Der Begriff Mudra bedeutet im Sanskrit Siegel. Mudras sind kraftvolle Handgesten, denen gesundheitsfördernde Wirkungen zugeschrieben werden. Die Fingerhaltungen haben Einfluss auf Körperenergien und Stimmungen.

Im heutigen Verständnis sind Mudras:

  1. Choreografische Gesten des asiatischen Tanztheaters.
  2. Rituelle Gesten im Gottesdienst hinduistischer und buddhistischer Priester.
  3. Gesundheitsfördernde Haltungen in den asiatischen Heilkunden sowie in verschiedenen Formen des Yoga.

Die bekanntesten Mudras sind die Fingerhaltungen, die während der Meditation eingenommen und idealerweise für mindestens 15 Minuten gehalten werden.

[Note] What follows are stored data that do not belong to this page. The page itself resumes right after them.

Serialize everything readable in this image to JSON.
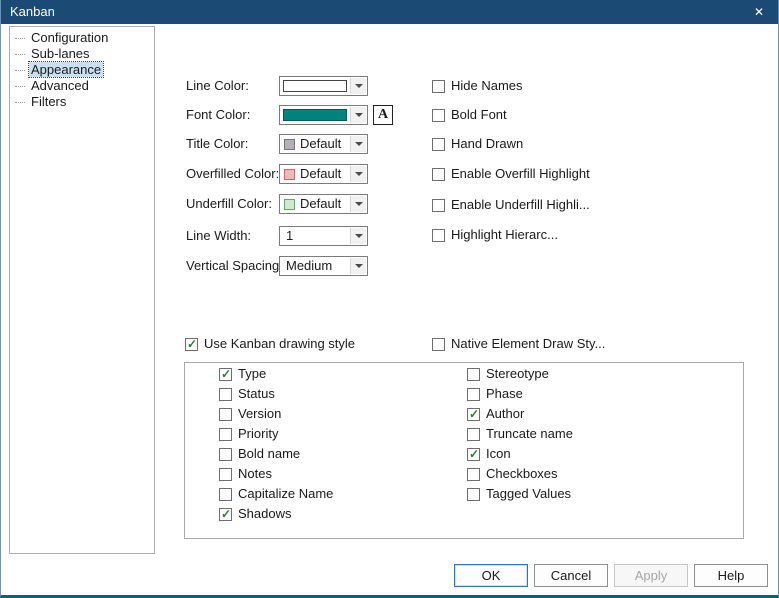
{
  "window": {
    "title": "Kanban",
    "close_glyph": "✕"
  },
  "colors": {
    "titlebar": "#1b4a74",
    "accent": "#2e75b6",
    "bottom_edge": "#00696e",
    "check": "#2e7d32"
  },
  "sidebar": {
    "items": [
      "Configuration",
      "Sub-lanes",
      "Appearance",
      "Advanced",
      "Filters"
    ],
    "selected_index": 2
  },
  "form": {
    "rows": [
      {
        "label": "Line Color:",
        "type": "wide-swatch",
        "swatch": "#ffffff",
        "swatch_border": "#444444"
      },
      {
        "label": "Font Color:",
        "type": "wide-swatch",
        "swatch": "#00837e",
        "swatch_border": "#005a56"
      },
      {
        "label": "Title Color:",
        "type": "swatch-text",
        "value": "Default",
        "swatch": "#b3b0b6",
        "swatch_border": "#77747c"
      },
      {
        "label": "Overfilled Color:",
        "type": "swatch-text",
        "value": "Default",
        "swatch": "#efb9b9",
        "swatch_border": "#c46a6a"
      },
      {
        "label": "Underfill Color:",
        "type": "swatch-text",
        "value": "Default",
        "swatch": "#cfe9cb",
        "swatch_border": "#6f9f6a"
      },
      {
        "label": "Line Width:",
        "type": "text",
        "value": "1"
      },
      {
        "label": "Vertical Spacing:",
        "type": "text",
        "value": "Medium"
      }
    ],
    "font_button_label": "A",
    "option_checks": [
      {
        "label": "Hide Names",
        "checked": false
      },
      {
        "label": "Bold Font",
        "checked": false
      },
      {
        "label": "Hand Drawn",
        "checked": false
      },
      {
        "label": "Enable Overfill Highlight",
        "checked": false
      },
      {
        "label": "Enable Underfill Highli...",
        "checked": false
      },
      {
        "label": "Highlight Hierarc...",
        "checked": false
      }
    ],
    "style_checks": [
      {
        "label": "Use Kanban drawing style",
        "checked": true
      },
      {
        "label": "Native Element Draw Sty...",
        "checked": false
      }
    ],
    "group": {
      "left": [
        {
          "label": "Type",
          "checked": true
        },
        {
          "label": "Status",
          "checked": false
        },
        {
          "label": "Version",
          "checked": false
        },
        {
          "label": "Priority",
          "checked": false
        },
        {
          "label": "Bold name",
          "checked": false
        },
        {
          "label": "Notes",
          "checked": false
        },
        {
          "label": "Capitalize Name",
          "checked": false
        },
        {
          "label": "Shadows",
          "checked": true
        }
      ],
      "right": [
        {
          "label": "Stereotype",
          "checked": false
        },
        {
          "label": "Phase",
          "checked": false
        },
        {
          "label": "Author",
          "checked": true
        },
        {
          "label": "Truncate name",
          "checked": false
        },
        {
          "label": "Icon",
          "checked": true
        },
        {
          "label": "Checkboxes",
          "checked": false
        },
        {
          "label": "Tagged Values",
          "checked": false
        }
      ]
    }
  },
  "buttons": [
    {
      "label": "OK",
      "default": true,
      "enabled": true
    },
    {
      "label": "Cancel",
      "default": false,
      "enabled": true
    },
    {
      "label": "Apply",
      "default": false,
      "enabled": false
    },
    {
      "label": "Help",
      "default": false,
      "enabled": true
    }
  ]
}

Dazu sitzt man am besten im Lotus- oder Schneidersitz und legt die Hände auf den Knien ab. Für einige Mudras werden die Hände auch in den Schoß oder vor das Herz gelegt. Mudras werden mit beiden Händen eingenommen um eine stärkere Wirkung zu entfalten.

Mudras dienen ursprünglich dazu Prana (Lebensenergie) aufsteigen zu lassen und darüber Mukti (Befreiung) zu erlangen. In den alten Quellen wird davon gesprochen, dass man durch das Üben von Mudras übernatürliche Kräfte wecken und körperliche Krankheiten und Leiden überwinden kann.

Mudras eignen sich sehr gut für die Yogapraxis und können in Verbindung mit verschiednen Asanas, Pranayama oder Kirtan eingenommen werden.

 

Welche Mudras gibt es und welche Wirkung haben sie?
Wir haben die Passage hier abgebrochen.